Du napalm sur les dystopies
lectures, écritures, avis, combats perdus d'avance et instantanés périmés, morts-nés et autres occlusions de conscience en attendant la suite.
dimanche 6 septembre 2026
Journapalm 2573
samedi 5 septembre 2026
Journapalm 2572
Tu pensais apercevoir des baleines et des orques, des vagues hautes comme des immeubles et des blocs de glace comme des crânes d’albâtre.
Mais ton frêle esquif n’a même pas atteint l’équateur et s’est retourné comme une coque de noix, des avaries plein la calebasse.
Rien de plus normal chez toi, ton esprit a toujours laissé passer la lumière.
vendredi 4 septembre 2026
Journapalm 2571
Assis sur le lit, tu t’enfonces et sens un ressort distendu qui appuie sur le mauvais nerf. Tu lèves la tête, tu tends l’oreille : pas de fuite apparente. Alors tu te couches sans défaire le lit ni retirer tes chaussures. Et tu comptes les secondes qui te séparent de demain.
jeudi 3 septembre 2026
Journapalm 2570
mercredi 2 septembre 2026
Journapalm 2569
La lumière sera t-elle bonne ou devrait-il attendre l’aube ? Ce matin, alors qu’il prenait le petit-déjeuner, la clarté de la lune était vertigineuse. Mais il n’éprouve qu’une maigre attirance pour l’aube. Il a toujours pensé qu’il était plus convenable d’en finir à la nuit tombante, entre chien et loup, quand les limites s’estompent entre les mondes.
mardi 1 septembre 2026
Journapalm 2568
Les pieds du piano posés sur des bouts de bois conciliants.
Ses mains posées sur le clavier, limandes polymorphes
et les doigts qui s’entrecroisent.
Les mouettes moqueuses fientent plus loin, la gravité est
une loterie.
L’équinoxe est pour bientôt, les vagues montrent les muscles.
Elle joue, inlassable, face au vent.
Là-bas, si loin qu’elle l’oublie parfois, des idées d’une Amérique trouble.
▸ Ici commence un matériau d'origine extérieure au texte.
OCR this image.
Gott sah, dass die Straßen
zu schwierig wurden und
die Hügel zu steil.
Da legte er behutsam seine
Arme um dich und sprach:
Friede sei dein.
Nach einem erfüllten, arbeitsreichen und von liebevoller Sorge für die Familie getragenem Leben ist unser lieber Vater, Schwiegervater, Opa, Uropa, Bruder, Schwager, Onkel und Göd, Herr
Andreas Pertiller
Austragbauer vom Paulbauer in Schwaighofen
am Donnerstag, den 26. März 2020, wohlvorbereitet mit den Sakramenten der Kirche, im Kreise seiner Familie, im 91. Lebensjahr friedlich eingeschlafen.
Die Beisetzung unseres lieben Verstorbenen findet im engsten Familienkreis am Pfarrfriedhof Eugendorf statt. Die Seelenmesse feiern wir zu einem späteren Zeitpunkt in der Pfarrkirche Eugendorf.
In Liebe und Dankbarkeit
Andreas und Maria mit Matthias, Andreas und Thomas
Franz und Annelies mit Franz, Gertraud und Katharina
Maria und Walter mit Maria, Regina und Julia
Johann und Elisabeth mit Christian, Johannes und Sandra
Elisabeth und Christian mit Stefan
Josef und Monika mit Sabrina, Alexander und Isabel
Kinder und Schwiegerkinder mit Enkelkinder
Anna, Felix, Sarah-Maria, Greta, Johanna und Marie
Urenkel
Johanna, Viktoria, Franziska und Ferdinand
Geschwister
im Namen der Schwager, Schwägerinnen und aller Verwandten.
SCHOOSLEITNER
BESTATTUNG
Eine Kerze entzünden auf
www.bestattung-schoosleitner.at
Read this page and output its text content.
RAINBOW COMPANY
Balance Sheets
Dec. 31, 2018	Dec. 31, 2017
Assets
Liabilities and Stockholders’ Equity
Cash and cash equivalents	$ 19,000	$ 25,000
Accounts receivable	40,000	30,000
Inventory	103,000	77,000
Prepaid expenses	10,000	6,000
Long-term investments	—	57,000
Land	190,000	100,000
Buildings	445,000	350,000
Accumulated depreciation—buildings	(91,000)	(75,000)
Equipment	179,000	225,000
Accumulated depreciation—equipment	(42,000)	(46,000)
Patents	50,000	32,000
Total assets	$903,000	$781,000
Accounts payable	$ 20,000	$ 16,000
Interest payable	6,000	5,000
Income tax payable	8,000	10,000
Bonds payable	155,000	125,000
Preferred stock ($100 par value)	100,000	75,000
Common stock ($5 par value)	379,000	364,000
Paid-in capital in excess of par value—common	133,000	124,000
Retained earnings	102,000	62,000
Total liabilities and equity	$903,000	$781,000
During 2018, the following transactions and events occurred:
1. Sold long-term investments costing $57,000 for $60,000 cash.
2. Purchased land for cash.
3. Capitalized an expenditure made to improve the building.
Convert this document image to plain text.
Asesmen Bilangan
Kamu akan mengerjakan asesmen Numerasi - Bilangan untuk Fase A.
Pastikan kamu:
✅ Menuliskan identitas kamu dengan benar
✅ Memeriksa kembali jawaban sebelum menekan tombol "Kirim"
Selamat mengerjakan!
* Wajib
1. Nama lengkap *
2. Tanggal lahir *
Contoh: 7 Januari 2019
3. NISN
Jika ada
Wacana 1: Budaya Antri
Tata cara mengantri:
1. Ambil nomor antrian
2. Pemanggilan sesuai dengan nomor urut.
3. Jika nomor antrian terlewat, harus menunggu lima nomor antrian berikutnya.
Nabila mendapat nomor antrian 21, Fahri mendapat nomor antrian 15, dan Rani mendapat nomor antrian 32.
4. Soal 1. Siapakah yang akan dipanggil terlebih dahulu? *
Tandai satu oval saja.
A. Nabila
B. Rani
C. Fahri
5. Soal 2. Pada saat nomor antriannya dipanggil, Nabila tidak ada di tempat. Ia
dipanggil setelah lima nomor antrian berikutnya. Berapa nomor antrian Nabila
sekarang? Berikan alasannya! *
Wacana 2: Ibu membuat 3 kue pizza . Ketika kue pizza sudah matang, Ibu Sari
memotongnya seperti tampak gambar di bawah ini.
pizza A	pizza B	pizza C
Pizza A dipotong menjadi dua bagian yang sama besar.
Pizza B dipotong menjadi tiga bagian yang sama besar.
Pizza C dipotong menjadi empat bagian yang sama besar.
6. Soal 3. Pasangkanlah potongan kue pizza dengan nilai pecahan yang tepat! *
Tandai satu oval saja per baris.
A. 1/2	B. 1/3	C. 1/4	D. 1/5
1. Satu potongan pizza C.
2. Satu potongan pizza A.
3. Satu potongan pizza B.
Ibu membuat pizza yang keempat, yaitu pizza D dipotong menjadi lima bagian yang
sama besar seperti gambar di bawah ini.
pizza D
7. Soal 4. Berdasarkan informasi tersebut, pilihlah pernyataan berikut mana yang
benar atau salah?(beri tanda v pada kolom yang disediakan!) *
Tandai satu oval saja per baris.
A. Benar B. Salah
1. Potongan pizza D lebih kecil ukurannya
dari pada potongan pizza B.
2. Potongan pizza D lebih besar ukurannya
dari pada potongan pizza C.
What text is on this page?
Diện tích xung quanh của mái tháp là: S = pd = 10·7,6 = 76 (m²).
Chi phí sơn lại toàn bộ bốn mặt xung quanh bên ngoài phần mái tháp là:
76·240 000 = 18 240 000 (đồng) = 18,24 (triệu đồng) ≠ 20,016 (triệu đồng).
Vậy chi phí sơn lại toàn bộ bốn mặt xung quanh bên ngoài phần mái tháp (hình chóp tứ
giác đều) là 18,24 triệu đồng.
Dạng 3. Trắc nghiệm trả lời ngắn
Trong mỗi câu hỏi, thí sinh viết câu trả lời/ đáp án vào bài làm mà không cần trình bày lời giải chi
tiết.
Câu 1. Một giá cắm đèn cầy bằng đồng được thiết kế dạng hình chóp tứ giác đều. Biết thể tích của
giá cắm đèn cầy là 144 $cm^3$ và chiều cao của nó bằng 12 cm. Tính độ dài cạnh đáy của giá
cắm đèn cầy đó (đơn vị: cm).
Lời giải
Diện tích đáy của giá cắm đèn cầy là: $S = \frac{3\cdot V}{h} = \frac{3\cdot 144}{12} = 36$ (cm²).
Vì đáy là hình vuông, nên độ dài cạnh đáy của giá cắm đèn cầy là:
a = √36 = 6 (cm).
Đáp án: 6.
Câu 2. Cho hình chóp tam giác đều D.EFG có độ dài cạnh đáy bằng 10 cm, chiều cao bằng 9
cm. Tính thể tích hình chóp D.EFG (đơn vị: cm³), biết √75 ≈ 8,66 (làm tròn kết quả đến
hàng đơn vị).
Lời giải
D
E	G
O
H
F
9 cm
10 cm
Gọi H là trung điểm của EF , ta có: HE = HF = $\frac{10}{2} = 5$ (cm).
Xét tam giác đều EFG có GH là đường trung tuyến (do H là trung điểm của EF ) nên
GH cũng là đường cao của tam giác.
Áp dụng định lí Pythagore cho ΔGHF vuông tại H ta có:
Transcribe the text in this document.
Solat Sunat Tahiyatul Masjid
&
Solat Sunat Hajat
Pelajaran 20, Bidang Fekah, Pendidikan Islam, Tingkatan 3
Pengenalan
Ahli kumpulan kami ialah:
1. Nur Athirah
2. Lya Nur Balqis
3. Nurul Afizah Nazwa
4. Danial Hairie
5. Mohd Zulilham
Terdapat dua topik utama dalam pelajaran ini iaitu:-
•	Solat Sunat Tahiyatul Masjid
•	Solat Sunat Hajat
Les embruns l’enivrent, mais ses doigts connaissent le chemin.
Intrigué, le vent porte la mélodie jusqu’au rivage pacifique de novembre.
lundi 31 août 2026
Journapalm 2567
dimanche 30 août 2026
Journapalm 2566
samedi 29 août 2026
Journapalm 2565
Depuis, il n’a plus du tout été réveillé à 3h15. Ni même à 6h00 ou 7h15. En fait, il ne s’est plus jamais réveillé. Chaque nuit à 3h15 très exactement il se tourne de l’autre côté de son lit, sans se réveiller et il repart pour vingt-quatre heures de sommeil.
vendredi 28 août 2026
Journapalm 2564
Le chat, témoin de la scène, guetta le moment fatidique où il lui sauta dessus et où, affolé, Rodrigue chuta au fond du tambour. Le félin domestique n’eut alors qu’à refermer le hublot et à lancer le mode essorage.